The statute does not require an individual to be at the scene and narrowly escape injury or death; it requires only that the defendant's conduct create the “specter of endangerment.” Coleman v. Commonwealth, 660 S.E.2d 687, 690 (Va. Ct. App. 2008) (quoting Tucker, 564 S.E.2d at 146) (finding that traveling at a high rate of speed through an unoccupied cul-de-sac and hitting a curb constituted endangerment). The person endangered can be the driver himself, the pursuing police officer, or anyone else traveling on the road who is placed at risk as a result of the defendant's actions. Phelps v. Commonwealth, 654 S.E.2d 926, 927 (Va. 2008).

Here, Patillo interfered with and endangered the operation of Detective Flores's vehicle. Patillo entered the intersection at approximately thirty miles per hour, disregarded a stop sign located on the corner, and traveled within five feet of Detective Flores's police cruiser. When Flores saw Patillo's vehicle coming toward him, he stopped on Spotsylvania, fearing that he would be rammed. Although Patillo contends that Flores was not forced to “swerve, brake, or take any action to avoid a collision,” Appellant's Br. at 17, and therefore was not endangered, the district court was unconvinced, stating, “[A]nybody who thinks he's going to be rammed is going to remain where he is to protect himself.” J.A. 87-88.

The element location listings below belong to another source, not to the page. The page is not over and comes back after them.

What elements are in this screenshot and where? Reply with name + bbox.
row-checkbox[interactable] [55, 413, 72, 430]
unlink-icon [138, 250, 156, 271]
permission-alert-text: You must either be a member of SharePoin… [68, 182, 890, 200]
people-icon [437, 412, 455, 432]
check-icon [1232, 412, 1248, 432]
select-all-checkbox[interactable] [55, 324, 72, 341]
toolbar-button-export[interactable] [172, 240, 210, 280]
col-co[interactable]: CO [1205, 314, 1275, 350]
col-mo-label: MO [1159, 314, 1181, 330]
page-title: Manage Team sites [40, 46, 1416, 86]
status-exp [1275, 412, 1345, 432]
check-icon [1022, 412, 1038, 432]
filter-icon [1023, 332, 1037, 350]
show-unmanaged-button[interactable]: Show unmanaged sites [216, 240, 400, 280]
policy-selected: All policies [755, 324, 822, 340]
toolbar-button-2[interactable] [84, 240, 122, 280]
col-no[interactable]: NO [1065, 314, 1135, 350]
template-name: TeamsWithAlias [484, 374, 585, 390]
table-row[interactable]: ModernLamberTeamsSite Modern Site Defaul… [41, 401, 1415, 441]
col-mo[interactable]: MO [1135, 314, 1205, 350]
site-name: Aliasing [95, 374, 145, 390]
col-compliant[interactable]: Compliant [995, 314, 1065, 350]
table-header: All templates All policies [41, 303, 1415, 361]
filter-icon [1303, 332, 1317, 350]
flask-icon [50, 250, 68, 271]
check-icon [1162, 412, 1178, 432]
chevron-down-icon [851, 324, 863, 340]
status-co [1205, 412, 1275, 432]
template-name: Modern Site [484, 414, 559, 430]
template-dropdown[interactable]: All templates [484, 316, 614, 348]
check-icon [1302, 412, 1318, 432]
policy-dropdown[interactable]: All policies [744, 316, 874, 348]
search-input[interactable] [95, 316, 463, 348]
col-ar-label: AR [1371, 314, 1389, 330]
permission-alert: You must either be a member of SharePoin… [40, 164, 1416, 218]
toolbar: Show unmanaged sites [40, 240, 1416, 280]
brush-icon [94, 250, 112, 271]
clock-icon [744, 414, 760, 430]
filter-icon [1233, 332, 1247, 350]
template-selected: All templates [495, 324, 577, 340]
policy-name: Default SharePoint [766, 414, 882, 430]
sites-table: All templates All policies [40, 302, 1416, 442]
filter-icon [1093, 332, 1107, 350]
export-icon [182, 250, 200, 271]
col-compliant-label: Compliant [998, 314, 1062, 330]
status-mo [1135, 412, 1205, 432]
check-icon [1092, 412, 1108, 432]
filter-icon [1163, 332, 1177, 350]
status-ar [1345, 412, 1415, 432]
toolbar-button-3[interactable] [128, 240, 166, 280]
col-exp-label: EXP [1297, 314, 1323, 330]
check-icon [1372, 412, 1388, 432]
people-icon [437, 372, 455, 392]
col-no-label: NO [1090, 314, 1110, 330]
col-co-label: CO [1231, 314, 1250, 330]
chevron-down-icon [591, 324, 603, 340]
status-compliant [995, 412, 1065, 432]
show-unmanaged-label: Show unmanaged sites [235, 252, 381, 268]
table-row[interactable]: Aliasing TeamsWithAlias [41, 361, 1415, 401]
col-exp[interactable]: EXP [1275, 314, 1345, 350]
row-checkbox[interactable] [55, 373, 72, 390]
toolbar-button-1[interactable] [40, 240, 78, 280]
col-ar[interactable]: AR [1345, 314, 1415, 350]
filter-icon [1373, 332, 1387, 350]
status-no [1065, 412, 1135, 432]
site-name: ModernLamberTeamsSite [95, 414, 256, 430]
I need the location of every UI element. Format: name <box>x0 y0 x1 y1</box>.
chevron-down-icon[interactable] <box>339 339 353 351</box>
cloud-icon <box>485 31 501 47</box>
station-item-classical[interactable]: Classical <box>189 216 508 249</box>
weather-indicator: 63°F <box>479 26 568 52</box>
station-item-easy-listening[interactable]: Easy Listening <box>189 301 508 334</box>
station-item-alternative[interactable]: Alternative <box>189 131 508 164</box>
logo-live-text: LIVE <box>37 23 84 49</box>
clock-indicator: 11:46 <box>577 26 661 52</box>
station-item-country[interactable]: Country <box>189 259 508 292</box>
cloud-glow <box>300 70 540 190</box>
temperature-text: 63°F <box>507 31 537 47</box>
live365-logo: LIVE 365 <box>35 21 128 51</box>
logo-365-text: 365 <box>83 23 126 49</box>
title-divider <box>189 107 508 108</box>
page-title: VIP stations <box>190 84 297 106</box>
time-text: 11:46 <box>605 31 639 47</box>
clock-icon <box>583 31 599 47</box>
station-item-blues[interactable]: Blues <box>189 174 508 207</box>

We hold that the district court did not abuse its discretion in concluding that Patillo committed the offense of felony eluding, in that Patillo's conduct endangered and interfered with the operation of Flores's vehicle. We also agree with the district court that Patillo's conduct posed a significant risk to the safety of others, including himself. By driving through an intersection at thirty miles per hour, without stopping at the stop sign, Patillo endangered anyone traveling on the road that night, including other drivers, pedestrians, and cyclists. The district court aptly described the “specter of endangerment”: “[Patillo] flew across the intersection without stopping thereby endangering anybody who was coming down the street, any car who was coming down the street and himself.” J.A. 88. And that Patillo struck a parked SUV serves as further proof that he endangered himself. Id.

Although Patillo accurately contends that Virginia courts have yet to find that running a stop sign, without more, constitutes felony eluding, that is not what happened here. Instead, Patillo reversed down Ford Avenue at a high rate of speed, made a reverse turn onto Spotsylvania, and traveled in reverse for forty to fifty yards before driving back through the intersection at thirty miles per hour.

Moreover, Patillo does not cite to a single case showing that his conduct is insufficient to support a finding of endangerment. Without such precedent he cannot show that the district court abused its discretion.


We affirm the district court's judgment. We dispense with oral argument because the facts and legal contentions are adequately presented in the materials before the court and argument would not aid the decisional process.